For a while now, I have been looking at using a virtual machine in the cloud for some of my development. It makes sense to me, when I am out and about I don’t always carry my notebook with me; and I can use some form of ssh wherever I am to get some work done. Along that road I have been looking at using mosh to connect to the machine. I am also still enrolled in Google Cloud’s so-called ‘Free Tier’, so it made sense to play around with getting my development machine set up there. Only, using mosh to connect to my instance seemed impossible.

Mosh connection error

This clearly speaks to a problem of port connectivity issue. Mosh is either not getting into the machine, or it’s not gettting out of it again. From reading the mosh man page, I new that the way mosh tries to connect is by first establishing a simple ssh connection and then reversing the data flow and establishing a connection from the server to your client over UDP. The port it wants to use is obviously shown in the connection window itself. To figure out if mosh could get into the server, I connected over the usual ssh connection and observed processes for one called mosh.

Mosh process is running

As soon as I tried to connect with mosh a new process sprang up.

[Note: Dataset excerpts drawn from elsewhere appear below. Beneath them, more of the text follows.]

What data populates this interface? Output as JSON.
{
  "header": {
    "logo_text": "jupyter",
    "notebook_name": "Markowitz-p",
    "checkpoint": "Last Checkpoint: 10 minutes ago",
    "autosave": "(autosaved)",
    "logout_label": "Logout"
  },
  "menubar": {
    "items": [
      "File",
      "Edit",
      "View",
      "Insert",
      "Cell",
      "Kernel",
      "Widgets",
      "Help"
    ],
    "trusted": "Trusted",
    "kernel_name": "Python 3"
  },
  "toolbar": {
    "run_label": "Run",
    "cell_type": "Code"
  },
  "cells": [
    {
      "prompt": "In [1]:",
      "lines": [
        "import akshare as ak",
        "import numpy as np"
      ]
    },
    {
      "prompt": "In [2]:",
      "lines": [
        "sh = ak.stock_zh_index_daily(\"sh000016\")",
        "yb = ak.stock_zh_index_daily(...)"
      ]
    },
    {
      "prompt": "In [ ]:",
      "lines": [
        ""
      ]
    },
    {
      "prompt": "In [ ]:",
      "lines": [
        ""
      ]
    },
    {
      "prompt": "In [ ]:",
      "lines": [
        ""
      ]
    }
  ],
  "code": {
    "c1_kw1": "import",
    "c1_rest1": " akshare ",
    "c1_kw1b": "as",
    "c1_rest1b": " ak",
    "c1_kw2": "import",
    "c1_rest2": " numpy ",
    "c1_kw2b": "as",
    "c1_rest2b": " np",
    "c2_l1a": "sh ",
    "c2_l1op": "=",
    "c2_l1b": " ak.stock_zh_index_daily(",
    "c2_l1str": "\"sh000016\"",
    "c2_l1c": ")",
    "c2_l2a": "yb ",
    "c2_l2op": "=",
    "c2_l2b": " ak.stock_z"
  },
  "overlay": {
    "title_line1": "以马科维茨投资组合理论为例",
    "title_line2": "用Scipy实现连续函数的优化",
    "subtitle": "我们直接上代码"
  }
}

So clearly getting in initially did not seem to be the problem. In hindsight this makes sense since mosh uses the normal ssh route to call up its server. If I can connect over ssh, mosh can. The problem had to be on the UDP side. I played aroung with the machine’s iptables and my ufw installation for a long time, thinking it had to be an issue with how I set up the firewall rules.

Fixing the Google Cloud firewall rules

However, turns out that while firewall rules were definitely to blame, it was not those I ever set up. Instead, Google compute engine follows its own, external, firewall rules for virtual machines you set up. It is there you have to specifically allow mosh to get into the server over UDP. Thankfully, the labelling in your cloud console is pretty straightforward. The individual steps follow as such:

Select VPC Security-Firewall Rules

Go to your Google Cloud Console and choose Firewall Rules from your big menu of stuff (tm), it is located under the ‘VPC Network’ header.

Once there, create a new firewall rule to allow incoming traffic on UDP ports 60000-61000 (or whatever ports you have configured mosh to use). Be careful to use what is called CIDR notation when specifying the source IP range. Since I want to connect from essentially everywhere to my instance, I put into the source range.

Finally set its priority to 2000, or at least a value above 1000, so that your new rule supersedes the default firewall rules for your network.

Your firewall rule should look something like this when done:

Final Firewall settings, mentioned above

Note that I chose a way smaller port range than mosh’s default since it’s only me using the machine, and what would I ever need 1000 ports for.

With all that done, you should finally be able to log into your virtual machine through mosh and not face the dreaded ‘Nothing received from UDP’ message staring at you. If mosh is still not able to connect, you should go back and double-check that both the firewall for your Google Cloud network and the firewall on your vm instance itself are set up correctly. Now go forth and mosh!